Higher Education has long been positioned as a viable vehicle to economic prosperity and insulating factor against crime and violence among traditionally underserved minoritized populations. However, commonly used school success metrics such as course completion, persistence, and degree attainment demonstrate inequitable success rates among many student subgroups, including men of color (MOC). For this reason, many institutions of higher education (IHE) have enacted targeted support services commonly referred to as male success initiatives (MSI). Due to many confounding factors, the community college is the most common destination for minoritized students in California, with 62% of all Black, and 82% of Black male college students starting their higher education journey at a 2-year institution (Harris & Wood, 2015). This capstone explores the process of developing and piloting an MSI at Long Beach City College grounded in Design Thinking and Dr.
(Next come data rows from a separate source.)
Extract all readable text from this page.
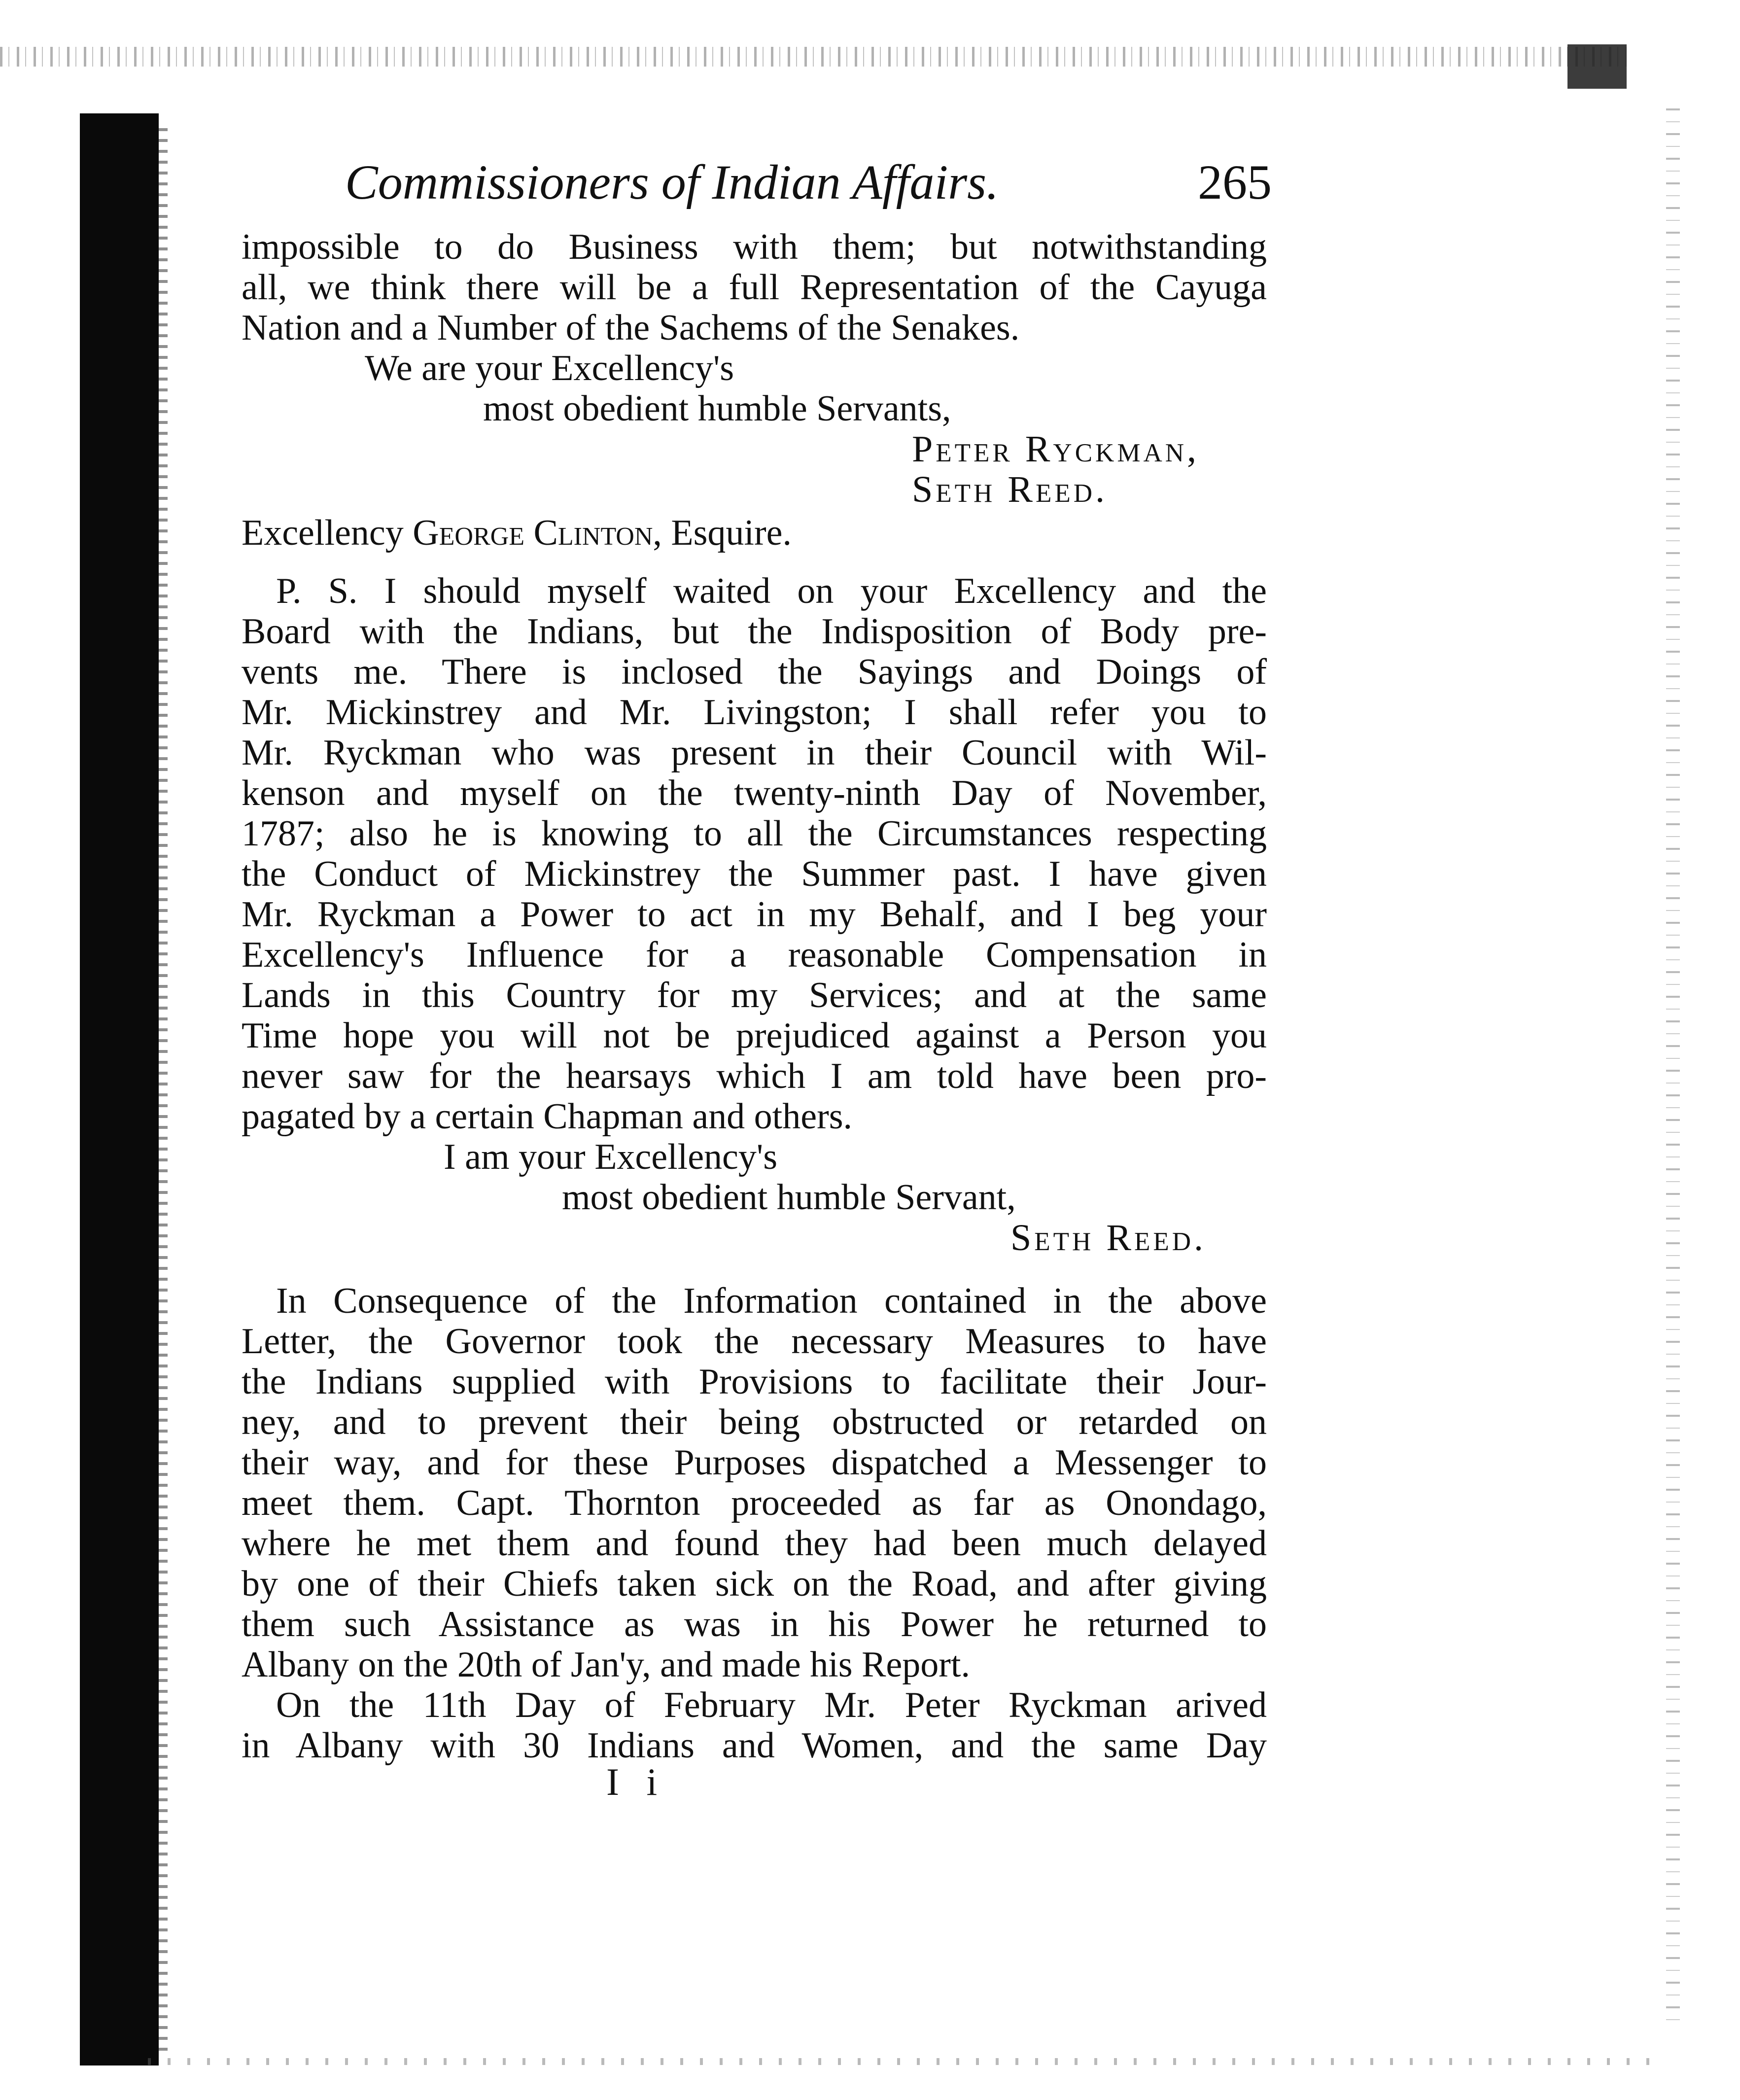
Commissioners of Indian Affairs.	265
impossible to do Business with them; but notwithstanding
all, we think there will be a full Representation of the Cayuga
Nation and a Number of the Sachems of the Senakes.
We are your Excellency's
most obedient humble Servants,
Peter Ryckman,
Seth Reed.
Excellency George Clinton, Esquire.
P. S. I should myself waited on your Excellency and the
Board with the Indians, but the Indisposition of Body pre-
vents me. There is inclosed the Sayings and Doings of
Mr. Mickinstrey and Mr. Livingston; I shall refer you to
Mr. Ryckman who was present in their Council with Wil-
kenson and myself on the twenty-ninth Day of November,
1787; also he is knowing to all the Circumstances respecting
the Conduct of Mickinstrey the Summer past. I have given
Mr. Ryckman a Power to act in my Behalf, and I beg your
Excellency's Influence for a reasonable Compensation in
Lands in this Country for my Services; and at the same
Time hope you will not be prejudiced against a Person you
never saw for the hearsays which I am told have been pro-
pagated by a certain Chapman and others.
I am your Excellency's
most obedient humble Servant,
Seth Reed.
In Consequence of the Information contained in the above
Letter, the Governor took the necessary Measures to have
the Indians supplied with Provisions to facilitate their Jour-
ney, and to prevent their being obstructed or retarded on
their way, and for these Purposes dispatched a Messenger to
meet them. Capt. Thornton proceeded as far as Onondago,
where he met them and found they had been much delayed
by one of their Chiefs taken sick on the Road, and after giving
them such Assistance as was in his Power he returned to
Albany on the 20th of Jan'y, and made his Report.
On the 11th Day of February Mr. Peter Ryckman arived
in Albany with 30 Indians and Women, and the same Day
I i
J. Luke Wood and Dr. Frank Harris III’s (2014) Five Domains: A Conceptual Model of Black Male Success in Community College. The goal was to enact an initiative that supports MOC success through multiple lenses by providing direct student services while cultivating equity-mindedness and encouraging change in institutional policy and culture. Driving towards equitable outcomes requires will, skill, and action. Working collaboratively to enact high-quality programing and cultivating equity-mindedness among educators must both be explicit goals. By holding the complexity of simultaneously being part of the solution and the problem, we can adopt new mental models and catalyze change to truly impact gaps in MOC student achievement. 

Becerra, Eric Daniel.  2021.  Success by Design: Activating Hearts, Hands, and Minds to Develop a Male Success Initiative at Long Beach City College.  Doctoral Dissertation, Harvard University Graduate School of Education.